In virtually all bacteria, LacI/GalR family members regulate transcription for a wide range of processes. First catalogued in 1992 by Weickert and Adhya , sequences of >1000 characterized and hypothetical homologues are now known (2008 BLAST search of Swiss-Prot). These proteins have not been found in archaebacteria or eukaryotes, although proteins with homologous domains are ubiquitous.
The LacI/GalR family can be divided into >33 paralogue groups that appear to derive from an ancestral gene. As many as 22 paralogues co-exist in a single species. Many members coordinate available nutrients with expression of catabolic genes , but some regulate processes as diverse as nucleotide biosynthesis and toxin expression (e.g. [2,3]). Two members are “master” regulators: homologues CcpA and CRA control expression of enzymes that determine carbon flow in Gram-negative and Gram-positive bacteria, respectively. If these key proteins are disabled, virulence is altered in several pathogens (e.g. [4,5•, 6•,7]).
The common function of the LacI/GalR proteins, which features allosteric regulation of DNA binding to modulate transcription, is shown in Figure 1. Each homologue has evolved a unique variation: In addition to binding specific “operator” DNA sequences, each protein exhibits specificity for distinct effector ligands. Although most members repress transcription, some act as both repressors and activators (e.g. CcpA, as reviewed in [8•]). Some homologues control one operon (e.g., LacI), whereas others coordinate a set of related operons — for example, CRA controls >10 operons and PurR regulates at least 19 [9–12]). Binding the effector ligand may either decrease (induction) or increase DNA-binding affinity (co-repression), thereby altering transcription levels of downstream genes (Figure 1). As might be anticipated in a regulatory loop, effector molecules are frequently metabolically related to the regulated operon (e.g. [1,3,9,13,14]). In addition to or instead of small molecules, some family members bind other proteins [1,15–17].

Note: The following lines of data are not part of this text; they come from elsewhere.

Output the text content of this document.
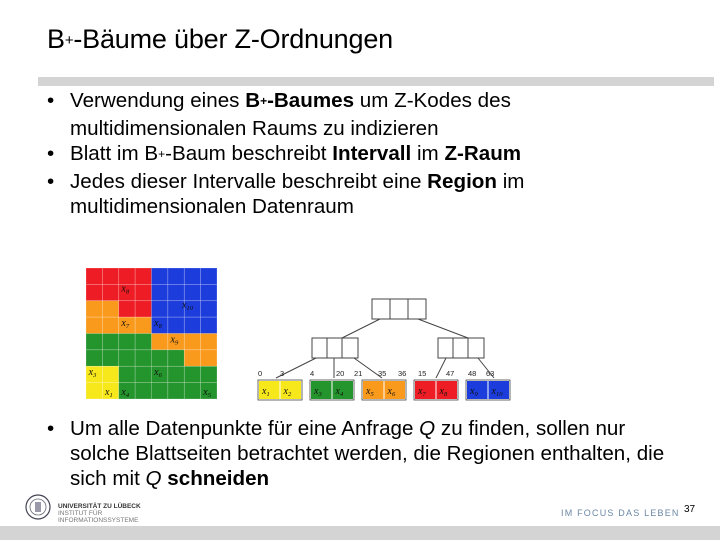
B+-Bäume über Z-Ordnungen
• Verwendung eines B+-Baumes um Z-Kodes des multidimensionalen Raums zu indizieren
• Blatt im B+-Baum beschreibt Intervall im Z-Raum
• Jedes dieser Intervalle beschreibt eine Region im multidimensionalen Datenraum
$x_8$
$x_{10}$
$x_7$	$x_8$
$x_9$
$x_3$	$x_6$
$x_1$ $x_4$	$x_5$
0 3	4	20 21 35 36 15	47 48 63
$x_1$ $x_2$ $x_3$ $x_4$ $x_5$ $x_6$ $x_7$ $x_8$ $x_9$ $x_{10}$
• Um alle Datenpunkte für eine Anfrage Q zu finden, sollen nur solche Blattseiten betrachtet werden, die Regionen enthalten, die sich mit Q schneiden
UNIVERSITÄT ZU LÜBECK
INSTITUT FÜR INFORMATIONSSYSTEME
IM FOCUS DAS LEBEN 37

The common monomeric structure of the LacI/GalR proteins comprises both DNA-binding and regulatory domains (Figure 2). Homodimer formation is required for high-affinity binding to operator DNA, which is usually some variation on an inverted repeat sequence (Figure 2, ). The two functional domains are linked by ~18 amino acids that mediate key interactions (see below). In the LacI/GalR family, the regulatory domains have two essential roles: (i) They receive and transmit the “input” signal from binding the effector molecule, and (ii) they mediate homodimer formation [1,8•,18–20].
E. coli lactose repressor protein (LacI) represses the lac operon until it binds the physiological inducer allolactose or the gratuitous inducer IPTG (reviewed in [13,21]). The LacI dimer can effect repression and induction of the lac operon through binding a single high affinity operator [22,23]. In addition, wild-type LacI contains a sequence of ~20 amino acids at the C-terminus of the regulatory domain that promotes tetramer formation, allowing stronger repression through DNA-looping with two operator sequences (reviewed in ) (Figure 3). These loops have been visualized directly in single molecule experiments [24•]. At low in vivo inducer concentrations, one dimer within the tetramer appears to stochastically dissociate from the primary operator, leading to small bursts of gene expression [25••]. High inducer concentrations lead to LacI dissociation from both operators, increasing the duration of large bursts of gene expression [25••].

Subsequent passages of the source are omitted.